Given the definition of a settlement service, I am not so sure that comparison mortgage advertisements fall under that. They are not origination loans or performing origination services. Could there be an issue with how these types of advertisements work, maybe, I am not saying that there is no room for improvement here. But I am having a hard time understanding how it may now be a RESPA violation.
Lenders are paying for a service, they are paying to advertise. Is every lender paying the same amount to appear on the site, probably not? The mortgage comparison advertisement is offering more than one option, typically a list of multiple lenders and programs. Section 8(c)(2) permits payment for goods and services and calls for a consumer to be shown more than one option. Most of the comparison sites I have seen usually list multiple lenders and multiple loan programs and you typically can find a statement somewhere on the website that says they receive payment for placement on the page or similar to that effect.

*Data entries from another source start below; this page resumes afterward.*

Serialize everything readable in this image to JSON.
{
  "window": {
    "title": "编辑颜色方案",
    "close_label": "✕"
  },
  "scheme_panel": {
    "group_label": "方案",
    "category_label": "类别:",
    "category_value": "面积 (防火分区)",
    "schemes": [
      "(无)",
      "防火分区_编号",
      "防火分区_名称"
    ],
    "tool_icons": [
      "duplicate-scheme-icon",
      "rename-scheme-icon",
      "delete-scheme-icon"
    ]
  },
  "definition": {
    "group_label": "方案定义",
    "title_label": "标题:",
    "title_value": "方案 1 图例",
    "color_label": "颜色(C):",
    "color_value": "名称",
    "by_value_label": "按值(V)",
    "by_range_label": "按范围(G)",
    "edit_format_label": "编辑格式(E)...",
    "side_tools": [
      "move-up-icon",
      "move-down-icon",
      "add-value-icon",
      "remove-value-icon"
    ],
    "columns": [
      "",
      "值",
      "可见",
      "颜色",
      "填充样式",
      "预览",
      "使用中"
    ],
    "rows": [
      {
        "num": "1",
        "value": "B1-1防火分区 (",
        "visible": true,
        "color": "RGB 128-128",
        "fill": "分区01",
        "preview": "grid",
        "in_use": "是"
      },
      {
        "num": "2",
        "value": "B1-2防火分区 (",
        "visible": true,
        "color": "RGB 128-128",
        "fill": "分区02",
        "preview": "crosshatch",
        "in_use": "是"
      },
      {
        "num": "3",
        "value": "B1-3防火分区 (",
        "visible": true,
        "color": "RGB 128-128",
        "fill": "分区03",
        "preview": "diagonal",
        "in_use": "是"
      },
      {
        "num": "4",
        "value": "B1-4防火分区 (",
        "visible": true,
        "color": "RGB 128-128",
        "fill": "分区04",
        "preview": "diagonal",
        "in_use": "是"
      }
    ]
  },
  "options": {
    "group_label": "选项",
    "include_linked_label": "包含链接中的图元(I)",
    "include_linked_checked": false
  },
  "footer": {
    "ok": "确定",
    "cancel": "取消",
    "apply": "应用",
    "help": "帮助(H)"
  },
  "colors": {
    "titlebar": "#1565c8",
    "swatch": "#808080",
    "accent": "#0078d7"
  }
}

This has my mind running in a few different directions, isn’t a Google ad the same thing then if applied under the CFPB’s theory? The lender or even individual loan consultant getting their website to ping at the top of the search list, is that now considered steering as well? It’s those things that make you go hmmm.
If this CFPB Advisory applies to your business model, make sure you read it and digest it for yourself. It will be interesting to see where this goes. As always the Troutman Firm will keep a pulse on this.